Saya sebagai seorang wanita sebenarnya merasa sangat risih dan prihatin bila kebetulan mendengar berbagai kalimat negatif tersebut keluar dari lawan bicara saya. Tapi disisi lain saya tidak bisa juga mencegah orang-orang tersebut untuk berpikir demikian karena terkadang mereka mengeluarkan pendapat tersebut memang berdasarkan kenyataan yang ada disekitarnya. Yang mana sebagian wanita dengan status janda tersebut memang menunjukan perilaku yang negatif.
Seperti dua orang janda muda yang saya kenal. Yang satu adalah pekerja rumah tangga dirumah kakak saya yang biasa dipanggil mbak Mis. Dia sudah menjanda dua kali karena bercerai. Sebenarnya melihat sejarah hidupnya hingga menyandang status janda, sungguh sangat membuat hati saya prihatin dan simpati. Perceraian pertamanya terjadi karena seringnya orang tua suaminya ikut campur dalam urusan rumah tangga mbak Mis. Semua hal dari yang besar hingga yang sekecil pasirpun (ini adalah peribahasa yang digunakan mbak Mis sendiri saat menceritakan kisahnya pada saya) pasti orang mertuanya ikut campur, hingga selalu menimbulkan pertengkaran diantara mbak Mis dan suaminya. Dan parahnya suaminya adalah orang yang tidak punya pendirian dan anak mami yang selalu mendengarkan dan menuruti hampir semua perkataan orang tuanya terutama ibunya. Hingga sampai puncaknya mbak Mis tidak kuat lagi dan memutuskan bercerai. Anak semata wayang hasil pernikahan mereka dibawa paksa oleh sang mertua. Tak lama menjanda mbak Mis kembali menikah dengan seorang pria Bugis yang bekerja disebuah peusahaan Batubara. Namun lagi-lagi mbak Mis tidak beruntung, karena suaminya adalah orang yang temperamental yang bila marah dengan mudah melayangkan pukulan dan tendangan padanya. Sebenarnya mbak Mis berusaha bertahan dengan harapan akan ada perubahan pada suaminya dengan cintanya dan kehadiran kedua anak mereka, selain itu mbak Mis juga tidak mengharapkan untuk menyandang status janda untuk kedua kalinya. Karena jadi janda miskin seperti dulu lagi sangatlah berat. Tapi apa daya dia pun sampai pada titik dimana sudah tidak tahan lagi dengan kekerasan suaminya. Dan akhirnya diusianya yang masih 26 tahun sudah harus menyandang status janda untuk kedua kalinya.

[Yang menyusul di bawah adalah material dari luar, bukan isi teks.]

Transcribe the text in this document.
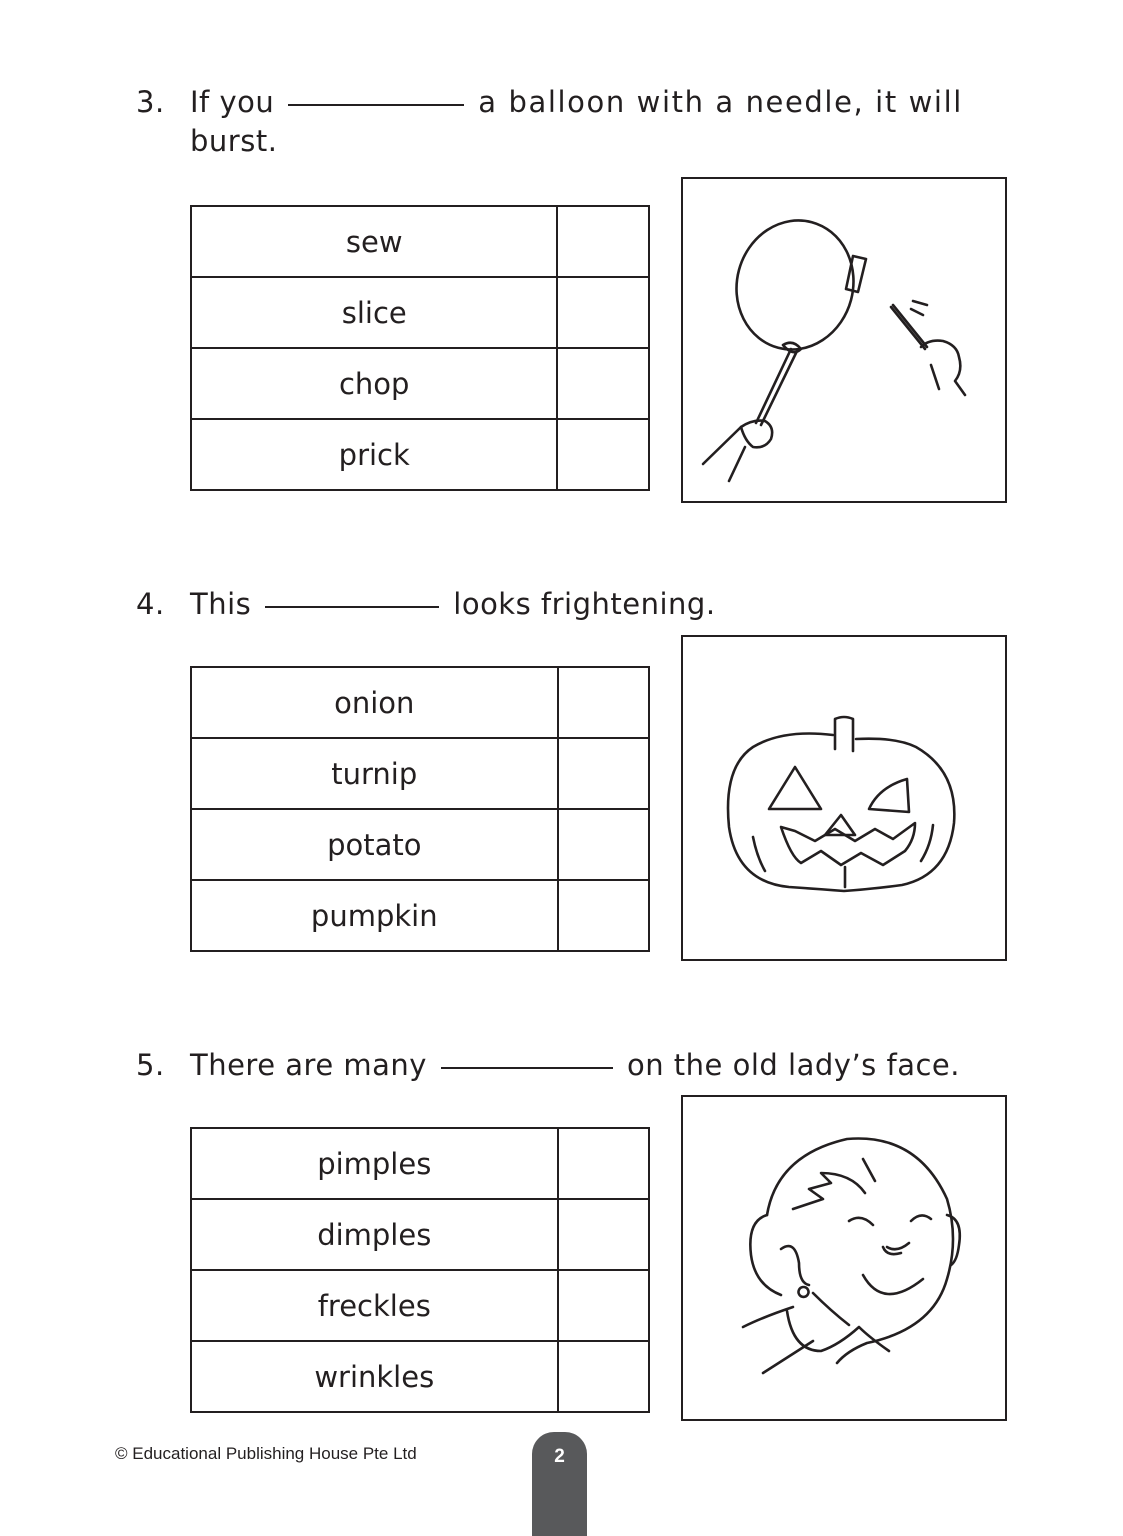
3. If you	a balloon with a needle, it will
burst.
sew	
slice	
chop	
prick	
4. This	looks frightening.
onion	
turnip	
potato	
pumpkin	
5. There are many	on the old lady’s face.
pimples	
dimples	
freckles	
wrinkles	
© Educational Publishing House Pte Ltd	2
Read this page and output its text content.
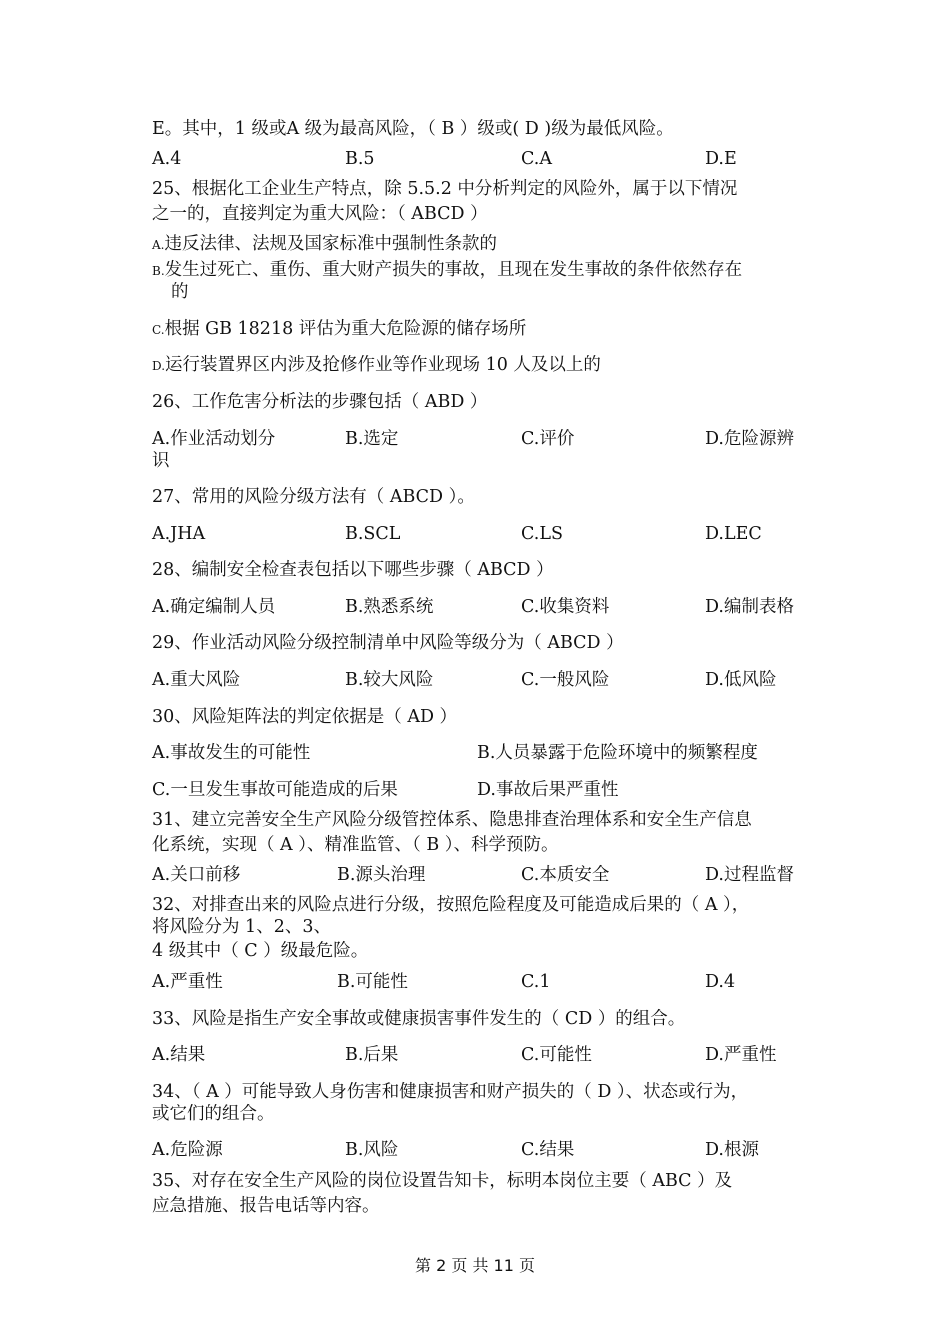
E。其中，1 级或A 级为最高风险，（ B ）级或( D )级为最低风险。
A.4	B.5	C.A	D.E
25、根据化工企业生产特点，除 5.5.2 中分析判定的风险外，属于以下情况
之一的，直接判定为重大风险：（ ABCD ）
A.违反法律、法规及国家标准中强制性条款的
B.发生过死亡、重伤、重大财产损失的事故，且现在发生事故的条件依然存在
的
C.根据 GB 18218 评估为重大危险源的储存场所
D.运行装置界区内涉及抢修作业等作业现场 10 人及以上的
26、工作危害分析法的步骤包括（ ABD ）
A.作业活动划分	B.选定	C.评价	D.危险源辨
识
27、常用的风险分级方法有（ ABCD ）。
A.JHA	B.SCL	C.LS	D.LEC
28、编制安全检查表包括以下哪些步骤（ ABCD ）
A.确定编制人员	B.熟悉系统	C.收集资料	D.编制表格
29、作业活动风险分级控制清单中风险等级分为（ ABCD ）
A.重大风险	B.较大风险	C.一般风险	D.低风险
30、风险矩阵法的判定依据是（ AD ）
A.事故发生的可能性	B.人员暴露于危险环境中的频繁程度
C.一旦发生事故可能造成的后果	D.事故后果严重性
31、建立完善安全生产风险分级管控体系、隐患排查治理体系和安全生产信息
化系统，实现（ A ）、精准监管、（ B ）、科学预防。
A.关口前移	B.源头治理	C.本质安全	D.过程监督
32、对排查出来的风险点进行分级，按照危险程度及可能造成后果的（ A ），
将风险分为 1、2、3、
4 级其中（ C ）级最危险。
A.严重性	B.可能性	C.1	D.4
33、风险是指生产安全事故或健康损害事件发生的（ CD ）的组合。
A.结果	B.后果	C.可能性	D.严重性
34、（ A ）可能导致人身伤害和健康损害和财产损失的（ D ）、状态或行为，
或它们的组合。
A.危险源	B.风险	C.结果	D.根源
35、对存在安全生产风险的岗位设置告知卡，标明本岗位主要（ ABC ）及
应急措施、报告电话等内容。
第 2 页 共 11 页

Kini dengan status janda dengan menanggung dua anak dari pernikahan terakhirnya (anak pertama dari pernikahan sebelumnya dibawa mantan mertuanya) mbak Mis bekerja sebagai pembantu rumah tangga, karena dia hanya lulusan SMP. Tapi dia berkata bahwa suatu saat masih tetap ingin berumah tangga kembali dan tidak pernah merasa trauma dengan pengalaman sebelumnya. Dan dia benar-benar serius dengan niatnya untuk menikah lagi. Dan keinginan ini membuatnya menjadi seorang yang agresif terhadap pria yang diharapkannya. Dimana untuk menunjukan rasa tertariknya dia berani mengungkapkan duluan, menghubungi duluan, mengajak duluan, mendatangi duluan pria tersebut. Bahkan dengan percaya dirinya dia menunjukan isi sms yang bernada aajakan kencan dan berhubungan yang kata-katanya cenderung genit untuk pria yang ditaksirnya pada saya dan kakak saya. Pria yang ditaksirnya kebetulan adalah juga karyawan kakak saya diproyek. Dan ironisnya si pria tidak memberikan respon yang bagus karena melihat status mbak Mis yang janda dua kali. Menurut si pria kalau baru menjanda satu kali mungkin masih mempertimbangkannya. Tapi kalau sudah dua kali membuatnya berpikir lagi. Ditambah dengan keagresifan yang ditunjukan mbak Mis semakin membuatnya takut dan membuatnya jadi berpikir buruk bahwa mbak Mis orang gampangan. Tanpa diminta, berani menawarkan diri duluan, inilah yang dicurhatkan si pria pada kakak saya. Ya, secara kita tinggal di Indonesia yang mana sebagian besar masyarakatnya masih berpikir, bertindak dan memegang adat ketimuran dengan kuat. Hingga apa yang dilakukannya membuat pandangan miring pada dirinya yang berstatus janda. Tapi mbak Mis masih memiliki sedikit keberuntungan karena pria yang ditaksirnya kali ini bukan tipe orang yang suka main-main dan memanfaatkan keadaan. Mungkin karena si pria memang tergolong sudah berumur, hingga berpikir lebih dewasa meski masih berstatus belum menikah.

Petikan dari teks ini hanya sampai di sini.